Do recursive coroutines leak memory?

I’ve got a function that needs to run roughly every half second, so naturally I’m looking at a coroutine.

I’m just curious, is this sufficient, or will this cause the stack frame associated with this coroutine to get bigger and bigger over time?

void Start ()
{
	StartCoroutine(LookForSquidward());
}

IEnumerator LookForSquidward()
{
	yield return new WaitForSeconds(0.5f);
	if (IsThisPatrick()) {
		Debug.Log("Yes, this is Squidward.");
	} else {
		Debug.Log ("No, this is Patrick.");
	}
	StartCoroutine(LookForSquidward());
}

I know the approach of using a while loop instead of a recursive StartCoroutine would unambiguously not grow the stack frame, but I’d like to know the specifics of how this approach works (or doesn’t).

This way this will work because the coroutine is not stricly recursive: each coroutine overlaps the next one for one frame.

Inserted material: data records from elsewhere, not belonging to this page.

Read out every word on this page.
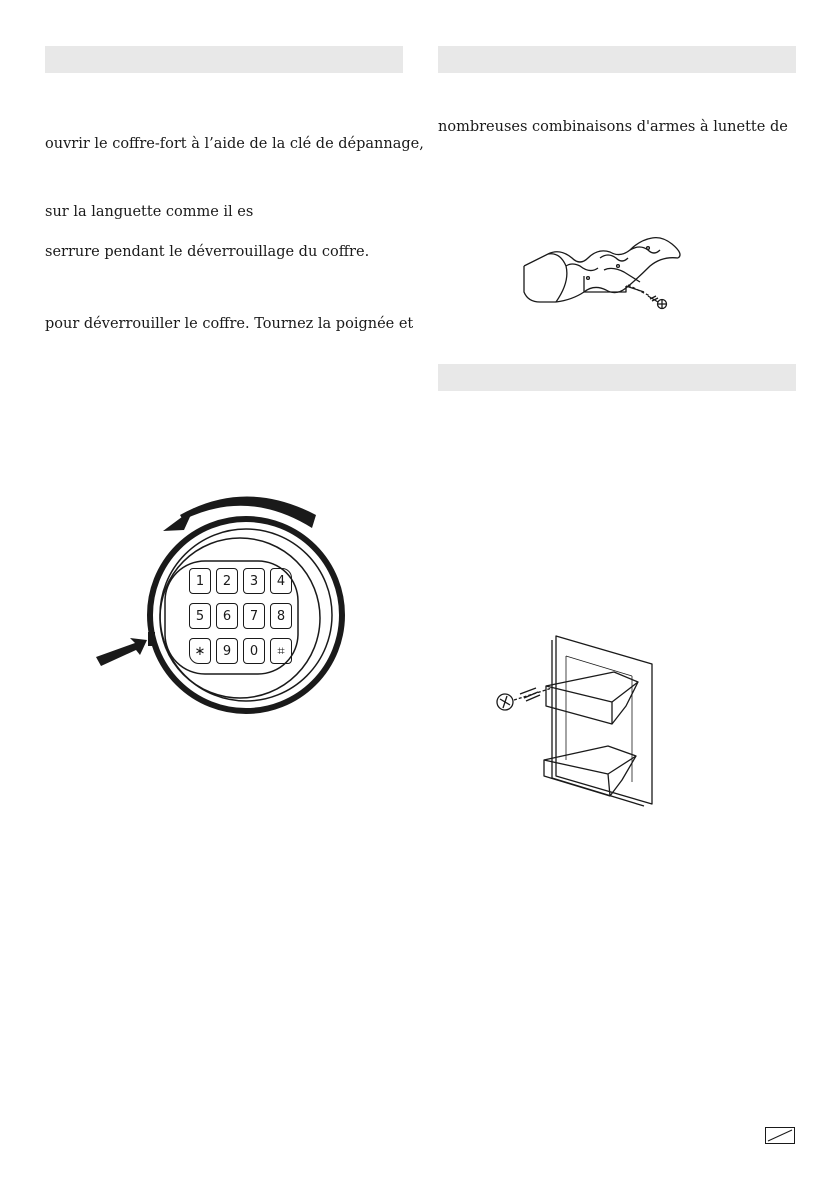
ouvrir le coffre-fort à l’aide de la clé de dépannage,
sur la languette comme il es
serrure pendant le déverrouillage du coffre.
pour déverrouiller le coffre. Tournez la poignée et
nombreuses combinaisons d'armes à lunette de
1 2 3 4
5 6 7 8
∗ 9 0 ⌗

To be recursive, and hence have possible issues, you would need to do that instead:

// FAULTY CODE. DON'T DO THIS. 
void Start ()
{
    StartCoroutine(LookForSquidward());
}

IEnumerator LookForSquidward()
{
    yield return new WaitForSeconds(0.5f);
    if (IsThisPatrick()) {
       Debug.Log("Yes, this is Squidward.");
    } else {
       Debug.Log ("No, this is Patrick.");
    }
    yield return StartCoroutine(LookForSquidward());
}

But IMHO, using loops is a better approach. Still, your code works and doesn’t raise any recursive issue.